“My toddler is SO helpful…” It sounds like the beginning of a bad joke. Most toddlers (and little kids in general) are the opposite of helpful when it comes to doing things around the house, but I must be one of the lucky ones—my toddler really IS helpful! He’s got his own chores—that he took upon himself—and who am I to take them away? If he wants to be responsible, I’m all for it! Here’s a list of chores my amazing 19-month-old took on, of his own accord:
Cleaning the Floors
Holden LOVES to wash the floors. His arsenal of cleaning products? The dogs’ water! At least once a week, he ever so smartly dumps our dogs water on the floor—and pushes it around with whatever article of clothing he’s wearing. What a clever kid… Why didn’t I think of that?
Disposing of Trash
Another of his favorites. He’s great at picking up any wrappers or crumbs off the floor and taking them to the kitchen trash can. He totally gets bonus points for tossing credit cards and TV remotes too. I mean, we REALLY shouldn’t be racking up the bills or watching TV anyway, right?
Oh. My. Goodness. I loathe dusting. So my son does it for me. With his blankie. Dust bunnies (and plants, books, candles, etc), beware! When that kid is sliding his blankie across any surface in the house—nothing is safe.
Flushing the Toilet
Yes, my kid is a genius. He may not be ready to potty train yet, but he’s certainly not afraid of the toilet. He loves to flush it, and he is constantly disposing of any tissues or old pieces of floss (from the bathroom trash can, of course!)—along with sneak attack attempts at flushing his bath toys, teething rings, and the odd magazine here and there. He’s right on par with our minimalist esthetic. Who needs all that crap anyway?

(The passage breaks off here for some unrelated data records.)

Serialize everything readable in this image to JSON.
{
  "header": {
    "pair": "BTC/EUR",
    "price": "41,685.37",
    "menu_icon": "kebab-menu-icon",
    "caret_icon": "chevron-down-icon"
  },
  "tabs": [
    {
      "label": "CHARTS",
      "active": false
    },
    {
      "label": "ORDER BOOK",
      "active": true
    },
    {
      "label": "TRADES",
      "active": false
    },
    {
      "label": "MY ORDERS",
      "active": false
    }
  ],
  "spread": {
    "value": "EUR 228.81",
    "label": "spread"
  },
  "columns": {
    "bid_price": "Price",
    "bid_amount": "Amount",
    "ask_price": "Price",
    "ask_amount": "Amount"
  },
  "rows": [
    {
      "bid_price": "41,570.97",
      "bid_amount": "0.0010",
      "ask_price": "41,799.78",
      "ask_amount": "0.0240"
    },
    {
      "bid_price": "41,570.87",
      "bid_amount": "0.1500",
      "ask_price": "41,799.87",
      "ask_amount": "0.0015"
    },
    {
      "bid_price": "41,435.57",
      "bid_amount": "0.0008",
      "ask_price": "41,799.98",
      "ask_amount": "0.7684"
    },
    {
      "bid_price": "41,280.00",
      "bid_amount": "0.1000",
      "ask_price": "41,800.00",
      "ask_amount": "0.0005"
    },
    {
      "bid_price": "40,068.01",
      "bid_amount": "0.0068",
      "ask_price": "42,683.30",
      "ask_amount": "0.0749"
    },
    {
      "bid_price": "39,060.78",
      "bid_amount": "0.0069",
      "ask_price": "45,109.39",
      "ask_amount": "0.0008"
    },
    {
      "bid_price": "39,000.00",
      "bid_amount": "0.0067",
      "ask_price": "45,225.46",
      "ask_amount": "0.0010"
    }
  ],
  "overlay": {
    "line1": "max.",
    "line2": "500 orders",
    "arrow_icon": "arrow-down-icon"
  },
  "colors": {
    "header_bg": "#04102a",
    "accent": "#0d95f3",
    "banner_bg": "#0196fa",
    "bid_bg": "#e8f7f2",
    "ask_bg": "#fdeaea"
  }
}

Ah, yes. Our son loves our dog Neville. They’re best buddies. Holden takes care of Nev all the time. He rubs his belly, helps walk him outside, and—my personal favorite—brushes his coat. Now, most dog groomers use special brushes for their animals, so Holden does this as well. His tools of choice are mommy’s hair brush, and daddy’s comb. Of course! If it works on humans, it MUST work on dogs. RIGHT?! Gosh, my kid is so smart.
Seriously, I must have the smartest toddler ever. He’s so helpful around the house, who needs a housekeeper?
Now, excuse me while I go mop the puddle on the floor, find my husband’s headphones, clean up the potting soil, call the plumber, and soak my hair brush with disinfectant . . .
(But, really—he does feed the dog too!)